The basin has a total surface of approximately 49,540 km² until it joins the river Zou. In the South of this joining point the limits of the catchment are less easy detectable due to a flat surface (slope = 0.13 m/km) and regular inundations during the rainy season. The Ouémé river bed is in the HVO rocky and shows no terraces or alluvium. Larger tributaries have sandy beds and are accompanied by riverine forests. Smaller tributaries show hydromorphic clay deposits with herbal plant cover and can be associated with bas-fonds (ZOUMARO 1998). The water divide between the Niger and the Ouémé basin roughly follows the 10th parallel, north of the Nikki-Djougou dorsal line (FAURE and VOLKOFF 1997). The northern part of the Ouémé catchment is known as the Upper Ouémé catchment (Fig. 3.1). The main tributaries of the Upper Ouémé are the Térou in the Southwest and the Donga in the Northwest. In the northern part of the HVO people often refer to the Ouémé as the Affon. In this text the term Ouémé is exclusively used.

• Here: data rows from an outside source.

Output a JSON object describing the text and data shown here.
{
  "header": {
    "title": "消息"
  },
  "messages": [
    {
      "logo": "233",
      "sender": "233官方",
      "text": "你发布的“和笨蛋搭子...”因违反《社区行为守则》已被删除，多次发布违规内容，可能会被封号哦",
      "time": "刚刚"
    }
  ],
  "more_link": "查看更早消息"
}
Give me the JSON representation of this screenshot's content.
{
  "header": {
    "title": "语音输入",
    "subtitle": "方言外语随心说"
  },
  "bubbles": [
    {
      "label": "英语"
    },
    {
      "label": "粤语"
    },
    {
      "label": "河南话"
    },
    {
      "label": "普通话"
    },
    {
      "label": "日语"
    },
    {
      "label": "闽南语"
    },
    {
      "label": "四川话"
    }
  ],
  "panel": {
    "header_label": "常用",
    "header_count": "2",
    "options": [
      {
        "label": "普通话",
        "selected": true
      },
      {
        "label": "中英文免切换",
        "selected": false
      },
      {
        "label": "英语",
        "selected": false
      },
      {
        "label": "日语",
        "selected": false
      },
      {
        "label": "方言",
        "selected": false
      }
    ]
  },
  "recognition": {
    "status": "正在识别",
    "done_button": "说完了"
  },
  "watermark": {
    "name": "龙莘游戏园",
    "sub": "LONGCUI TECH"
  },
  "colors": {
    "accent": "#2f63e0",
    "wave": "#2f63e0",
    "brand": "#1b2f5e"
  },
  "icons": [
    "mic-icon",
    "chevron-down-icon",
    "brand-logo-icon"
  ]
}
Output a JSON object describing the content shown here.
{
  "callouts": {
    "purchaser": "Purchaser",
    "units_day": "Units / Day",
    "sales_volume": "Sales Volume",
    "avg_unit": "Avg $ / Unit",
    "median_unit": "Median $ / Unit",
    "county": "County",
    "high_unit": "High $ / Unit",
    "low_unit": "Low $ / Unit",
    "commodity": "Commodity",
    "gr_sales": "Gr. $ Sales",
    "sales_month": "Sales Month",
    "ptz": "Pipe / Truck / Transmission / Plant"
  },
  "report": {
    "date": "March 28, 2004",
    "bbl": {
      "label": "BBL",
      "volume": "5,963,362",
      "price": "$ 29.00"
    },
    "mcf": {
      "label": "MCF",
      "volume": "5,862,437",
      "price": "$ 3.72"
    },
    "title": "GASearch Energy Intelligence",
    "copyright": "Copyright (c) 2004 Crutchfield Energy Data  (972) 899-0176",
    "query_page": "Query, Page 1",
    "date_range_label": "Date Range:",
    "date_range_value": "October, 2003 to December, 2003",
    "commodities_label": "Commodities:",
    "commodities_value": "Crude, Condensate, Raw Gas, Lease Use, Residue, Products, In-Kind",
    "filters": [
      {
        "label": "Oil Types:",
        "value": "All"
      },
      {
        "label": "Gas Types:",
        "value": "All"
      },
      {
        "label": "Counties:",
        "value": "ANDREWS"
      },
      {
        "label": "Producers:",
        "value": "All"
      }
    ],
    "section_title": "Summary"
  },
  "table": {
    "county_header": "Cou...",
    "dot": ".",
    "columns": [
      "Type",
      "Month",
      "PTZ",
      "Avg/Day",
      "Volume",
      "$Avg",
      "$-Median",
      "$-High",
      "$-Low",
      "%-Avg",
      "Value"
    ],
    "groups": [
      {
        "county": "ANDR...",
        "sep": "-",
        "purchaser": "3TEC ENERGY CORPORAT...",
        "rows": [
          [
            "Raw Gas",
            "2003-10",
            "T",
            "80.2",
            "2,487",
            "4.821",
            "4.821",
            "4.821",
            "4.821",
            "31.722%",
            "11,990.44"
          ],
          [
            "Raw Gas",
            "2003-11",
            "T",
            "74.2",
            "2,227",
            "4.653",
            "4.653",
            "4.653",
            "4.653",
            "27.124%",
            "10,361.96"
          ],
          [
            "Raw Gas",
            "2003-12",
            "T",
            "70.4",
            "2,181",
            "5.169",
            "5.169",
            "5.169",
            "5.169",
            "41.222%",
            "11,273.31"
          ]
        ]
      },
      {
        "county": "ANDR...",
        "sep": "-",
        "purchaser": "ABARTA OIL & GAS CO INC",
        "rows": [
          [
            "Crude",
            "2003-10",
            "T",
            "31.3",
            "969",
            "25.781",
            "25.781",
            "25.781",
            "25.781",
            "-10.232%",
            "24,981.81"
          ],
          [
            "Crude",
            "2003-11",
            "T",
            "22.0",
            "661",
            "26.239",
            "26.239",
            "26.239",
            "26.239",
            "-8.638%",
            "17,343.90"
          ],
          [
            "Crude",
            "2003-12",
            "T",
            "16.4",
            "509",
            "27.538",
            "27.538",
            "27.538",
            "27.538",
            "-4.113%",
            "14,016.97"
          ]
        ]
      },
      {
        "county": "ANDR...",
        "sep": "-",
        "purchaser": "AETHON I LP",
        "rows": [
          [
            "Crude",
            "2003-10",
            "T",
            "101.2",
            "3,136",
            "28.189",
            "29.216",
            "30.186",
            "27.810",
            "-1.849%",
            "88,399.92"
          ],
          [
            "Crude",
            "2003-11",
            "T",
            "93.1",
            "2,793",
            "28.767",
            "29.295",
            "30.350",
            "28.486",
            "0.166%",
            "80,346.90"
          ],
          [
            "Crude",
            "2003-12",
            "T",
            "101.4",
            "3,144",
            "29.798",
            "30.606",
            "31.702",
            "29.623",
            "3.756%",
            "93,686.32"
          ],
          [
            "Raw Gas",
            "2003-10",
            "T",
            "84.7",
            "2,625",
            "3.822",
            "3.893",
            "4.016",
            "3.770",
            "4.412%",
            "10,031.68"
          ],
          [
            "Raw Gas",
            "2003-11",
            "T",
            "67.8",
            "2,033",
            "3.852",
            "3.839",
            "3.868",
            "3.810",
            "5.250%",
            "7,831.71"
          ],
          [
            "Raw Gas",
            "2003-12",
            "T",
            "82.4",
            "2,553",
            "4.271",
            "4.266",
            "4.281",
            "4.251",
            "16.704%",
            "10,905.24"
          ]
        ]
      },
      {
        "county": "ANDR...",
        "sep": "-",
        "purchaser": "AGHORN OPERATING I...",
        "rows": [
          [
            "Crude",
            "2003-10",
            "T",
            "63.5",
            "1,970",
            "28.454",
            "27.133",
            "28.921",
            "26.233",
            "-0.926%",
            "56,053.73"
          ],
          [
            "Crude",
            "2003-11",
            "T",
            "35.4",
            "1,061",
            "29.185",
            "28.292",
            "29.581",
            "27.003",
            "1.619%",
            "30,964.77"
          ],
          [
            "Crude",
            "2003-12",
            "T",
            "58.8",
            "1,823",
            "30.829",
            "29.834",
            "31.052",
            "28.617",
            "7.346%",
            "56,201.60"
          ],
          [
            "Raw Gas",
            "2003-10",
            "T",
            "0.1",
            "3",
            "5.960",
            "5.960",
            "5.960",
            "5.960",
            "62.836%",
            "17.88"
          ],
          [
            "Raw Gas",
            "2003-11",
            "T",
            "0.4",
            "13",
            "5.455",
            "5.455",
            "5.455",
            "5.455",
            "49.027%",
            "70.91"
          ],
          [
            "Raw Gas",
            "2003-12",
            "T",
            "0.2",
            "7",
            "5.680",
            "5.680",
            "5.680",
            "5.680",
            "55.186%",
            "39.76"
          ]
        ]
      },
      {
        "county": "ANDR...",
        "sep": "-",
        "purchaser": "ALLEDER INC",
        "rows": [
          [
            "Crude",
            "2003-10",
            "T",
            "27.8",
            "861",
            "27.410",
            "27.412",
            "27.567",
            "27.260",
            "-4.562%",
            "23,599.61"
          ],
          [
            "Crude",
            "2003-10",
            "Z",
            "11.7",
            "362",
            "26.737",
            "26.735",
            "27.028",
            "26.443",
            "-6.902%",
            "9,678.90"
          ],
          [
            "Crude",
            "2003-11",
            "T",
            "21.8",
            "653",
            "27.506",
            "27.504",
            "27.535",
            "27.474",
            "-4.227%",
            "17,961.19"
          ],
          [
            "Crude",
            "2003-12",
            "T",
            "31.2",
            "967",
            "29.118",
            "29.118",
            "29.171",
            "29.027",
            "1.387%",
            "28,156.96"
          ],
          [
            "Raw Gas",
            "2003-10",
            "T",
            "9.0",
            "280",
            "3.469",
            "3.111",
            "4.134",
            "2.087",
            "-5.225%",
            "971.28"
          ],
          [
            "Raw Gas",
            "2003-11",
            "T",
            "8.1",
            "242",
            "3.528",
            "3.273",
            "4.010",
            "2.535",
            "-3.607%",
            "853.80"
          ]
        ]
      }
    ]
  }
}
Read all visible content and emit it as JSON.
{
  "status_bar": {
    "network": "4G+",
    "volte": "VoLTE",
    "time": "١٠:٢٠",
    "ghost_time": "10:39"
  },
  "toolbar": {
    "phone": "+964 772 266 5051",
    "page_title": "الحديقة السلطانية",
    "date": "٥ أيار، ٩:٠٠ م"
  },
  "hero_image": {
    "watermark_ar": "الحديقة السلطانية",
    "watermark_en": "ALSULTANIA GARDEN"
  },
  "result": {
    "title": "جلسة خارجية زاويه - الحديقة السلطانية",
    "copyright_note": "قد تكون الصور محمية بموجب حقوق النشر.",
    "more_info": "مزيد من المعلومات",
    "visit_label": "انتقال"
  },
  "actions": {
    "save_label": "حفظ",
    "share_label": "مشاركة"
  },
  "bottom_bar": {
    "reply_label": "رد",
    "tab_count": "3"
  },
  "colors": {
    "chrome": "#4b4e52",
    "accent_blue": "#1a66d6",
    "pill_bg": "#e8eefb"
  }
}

Fig. 3.10: Riverbed of the Ouémé in the northern half of the HVO during the dry season (UTM 407864/1013209).

Fig. 3.11: Hydrographic net of the rivers in the HVO catchment. The striking of the Kandi fault has a strong impact on the course of rivers in the East of the HVO. (Projection: UTM, Zone 31P, WGS 84).

Within the catchment the hydrographical net (Fig. 3.11) is quite dense, but during the dry season almost all rivers dry up leaving stagnant puddles and swampy area in the riverbed (Fig. 3.10). Remaining water holes are called “marigot” in Francophone West Africa. For local people without access to wells or other water points the marigots are the only water source during the dry season.

The course of rivers is in general alleged by the direction of fractures and fault zones.

The flow net of the Upper Ouémé catchment has been derived from the DEM. The results were compared to general flow patterns on crystalline basement in West Africa given by CEFIGRE (1990).

Most of the rivers show the change between angular and sinuous flow patterns.

However, it seems that on this rather rough scale of investigation the angular type prevails.

The angular thalweg generally appears where the riverbed follows fractures or fault zones whose course abruptly changes in sharp angles (see Fig. 3.12). The sinuous river courses are controlled by the topography and the weathering surface. Hills with duricrust cover and inselbergs force the river to turn around them (CEFIGRE 1990). This could be helpful for local analysis of subcatchment characteristics.

a) b)

Fig. 3.12: a) The water course is controlled by fractures (“en baionette”). b) Sinuosity depends on morphological features and not on fractures (from CEFIGRE 1990).

It is clearly visible that the Kandi fault has a major impact on the river net. The outcrop of the dense and impermeable Kandi quartzite is accompanied to the west and to the east by the almost parallel flowing Alpbuoro River and Yérou-Maro River. Both rivers join the Ouémé in an area where the Ouémé starts to make sharp angular turns until the Térou River from the West joins it. The course of the river is clearly controlled by the trace of major fractures.

Tab. 3.1: Typical flow net pattern in West Africa taken from CEFIGRE (1990).

Type Flow net Observations Regolith thickness

[m]

1 rectangular or askew net

with eroded interfluves;

temporary, straight marigots; riverine forests;

inselbergs

15-20

2 Gneiss terrain; weak slopes;

duricrusts; riverine forests

15-25

3 Schist and granite terrain;

all indicators as above may occur to different degree

variable

Tab. 3.1 shows three types of morphological observations which fit to the general flow net and can be identified from satellite images as seen in Fig. 3.13. The descriptions given by CEFIGRE (1990) are in accordance with field observations in the HVO. Type 1 is typically seen along the major rivers in the central part of the study area. Type 2 and 3 share in changing portions the rest of the area in dependence to the geology.